Por Nacho Fittipaldi
Yo fui a una escuela que tenia por nombre San Francisco de Asís. Era de orientación católica y allí, a mis hermanos y a mí, nos enseñaron desde los 4 a los 18 años que Dios era bueno y hacía el bien. Cuando repetí sexto grado comprendí la vida de una manera cruda. No alcanzaba con ser bueno, había que estudiar. Pero de él seguían dependiendo la vida y la muerte. Con la locura de mi hermano Andrés, la traumática muerte de mi abuela Lucy y otras tragedias, comprendí que todo aquello era muy relativo, tanto más de lo que mi corazón podía tolerar. Con la muerte de Néstor creí que la suerte de un país estaba en juego, y, aun cuando me equivocaba, todo aquello seguía dependiendo de Dios. La incomprensión me poseyó, y lloré tanto.
Las hienas urbanas pululan no sólo en las redacciones de diarios, están por ahí riendo y comentando por lo bajo el Cáncer de Cristina. Se animan a festejar. Se esconden de las luces de las sirenas de los patrulleros que se propagan sobre los mármoles de los edificios públicos. A mí todo esto me da sinsabor, me sabe a injusticia y más que nada mucha incomprensión. También tengo miedo. Miedo de que esta instancia de la vida nos arroje un muerto más. Miedo de que perdamos. Miedo a la endeblez del proceso. Entonces tiemblo y los ojos se me achinan e inundan, rojísimos, como cuando Néstor se fue, de lágrimas.

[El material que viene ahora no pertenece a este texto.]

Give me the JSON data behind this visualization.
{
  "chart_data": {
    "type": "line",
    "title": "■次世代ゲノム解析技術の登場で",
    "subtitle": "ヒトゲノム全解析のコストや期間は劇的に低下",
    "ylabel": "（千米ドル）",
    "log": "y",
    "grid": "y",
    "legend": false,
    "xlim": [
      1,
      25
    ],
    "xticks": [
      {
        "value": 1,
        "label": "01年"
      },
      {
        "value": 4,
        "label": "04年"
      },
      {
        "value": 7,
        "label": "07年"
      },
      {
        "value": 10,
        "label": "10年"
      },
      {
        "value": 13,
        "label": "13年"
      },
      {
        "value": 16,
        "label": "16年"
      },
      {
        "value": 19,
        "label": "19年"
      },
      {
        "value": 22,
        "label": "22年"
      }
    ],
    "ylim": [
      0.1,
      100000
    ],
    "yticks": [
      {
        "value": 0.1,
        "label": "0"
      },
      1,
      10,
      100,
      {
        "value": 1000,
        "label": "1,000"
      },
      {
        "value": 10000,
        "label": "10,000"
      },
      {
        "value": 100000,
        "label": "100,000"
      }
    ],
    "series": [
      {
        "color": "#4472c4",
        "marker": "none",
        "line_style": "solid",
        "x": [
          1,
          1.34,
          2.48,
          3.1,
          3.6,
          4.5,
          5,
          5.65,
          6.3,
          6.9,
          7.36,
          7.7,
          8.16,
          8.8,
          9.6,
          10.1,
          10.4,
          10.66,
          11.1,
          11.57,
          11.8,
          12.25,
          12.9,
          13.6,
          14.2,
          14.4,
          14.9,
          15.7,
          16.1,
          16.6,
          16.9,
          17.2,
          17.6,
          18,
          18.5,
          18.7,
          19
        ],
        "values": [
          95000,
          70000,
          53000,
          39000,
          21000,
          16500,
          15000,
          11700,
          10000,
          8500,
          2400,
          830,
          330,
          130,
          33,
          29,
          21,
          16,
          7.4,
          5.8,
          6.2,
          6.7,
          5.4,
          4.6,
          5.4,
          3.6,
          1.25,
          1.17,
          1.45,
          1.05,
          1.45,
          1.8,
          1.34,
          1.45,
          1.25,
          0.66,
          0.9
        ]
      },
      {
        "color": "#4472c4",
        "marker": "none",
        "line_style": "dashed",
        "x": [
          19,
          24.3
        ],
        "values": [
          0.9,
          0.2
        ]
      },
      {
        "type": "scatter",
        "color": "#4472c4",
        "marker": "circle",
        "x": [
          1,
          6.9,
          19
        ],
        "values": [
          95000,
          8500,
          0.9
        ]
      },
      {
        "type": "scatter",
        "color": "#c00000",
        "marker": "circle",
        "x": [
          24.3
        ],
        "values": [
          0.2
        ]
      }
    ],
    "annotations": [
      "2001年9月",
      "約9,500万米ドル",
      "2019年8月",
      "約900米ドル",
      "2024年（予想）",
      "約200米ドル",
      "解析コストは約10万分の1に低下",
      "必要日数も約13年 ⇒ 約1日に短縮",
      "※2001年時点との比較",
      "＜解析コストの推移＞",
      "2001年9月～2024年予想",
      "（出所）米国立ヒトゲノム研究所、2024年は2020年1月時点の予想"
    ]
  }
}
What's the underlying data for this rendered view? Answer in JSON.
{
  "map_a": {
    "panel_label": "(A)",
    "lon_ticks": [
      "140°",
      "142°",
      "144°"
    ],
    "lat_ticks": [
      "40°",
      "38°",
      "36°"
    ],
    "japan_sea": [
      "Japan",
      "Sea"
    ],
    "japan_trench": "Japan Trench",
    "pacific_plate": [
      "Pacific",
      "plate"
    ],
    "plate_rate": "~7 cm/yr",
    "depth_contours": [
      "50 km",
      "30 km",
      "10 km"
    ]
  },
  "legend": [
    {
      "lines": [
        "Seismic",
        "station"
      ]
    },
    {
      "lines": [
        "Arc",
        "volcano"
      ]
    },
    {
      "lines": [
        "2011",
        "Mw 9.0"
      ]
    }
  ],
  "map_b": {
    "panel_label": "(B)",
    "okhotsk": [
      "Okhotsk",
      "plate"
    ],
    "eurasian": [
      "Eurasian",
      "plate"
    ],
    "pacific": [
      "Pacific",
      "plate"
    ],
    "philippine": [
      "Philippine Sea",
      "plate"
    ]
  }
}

Yo me pregunto hasta cuando podrás aguantar Cristina, y me gustaría preguntártelo cara a cara, mientras te miro a los ojos. Imagino que tu mirada sería algo esquiva al principio, buscarías un punto fijo en el piso de tu despacho y en decimas de segundos te restablecerías y enseguida me dirías <<Quedate tranquilo que yo estoy bien, Ignacio>>. (No imagino la palabra Nacho saliendo de tus labios) Yo no te creería nada pero también sabría que no sería sensato que justamente yo te presione. Pienso que inexplicablemente te quiero, siento eso, que te quiero y además me emocionas irremediablemente. Yo quiero ser tu hijo para abrazarte con mis súper brazos, acunarte diez segunditos en ese espacio que se forma entre mi pecho y mi hombro y decirte al oído: ¡¡Fuerza mamá!! Después ingresaría Oscar Parrilli, y vos seguíras con tus obligaciones como si tal cosa.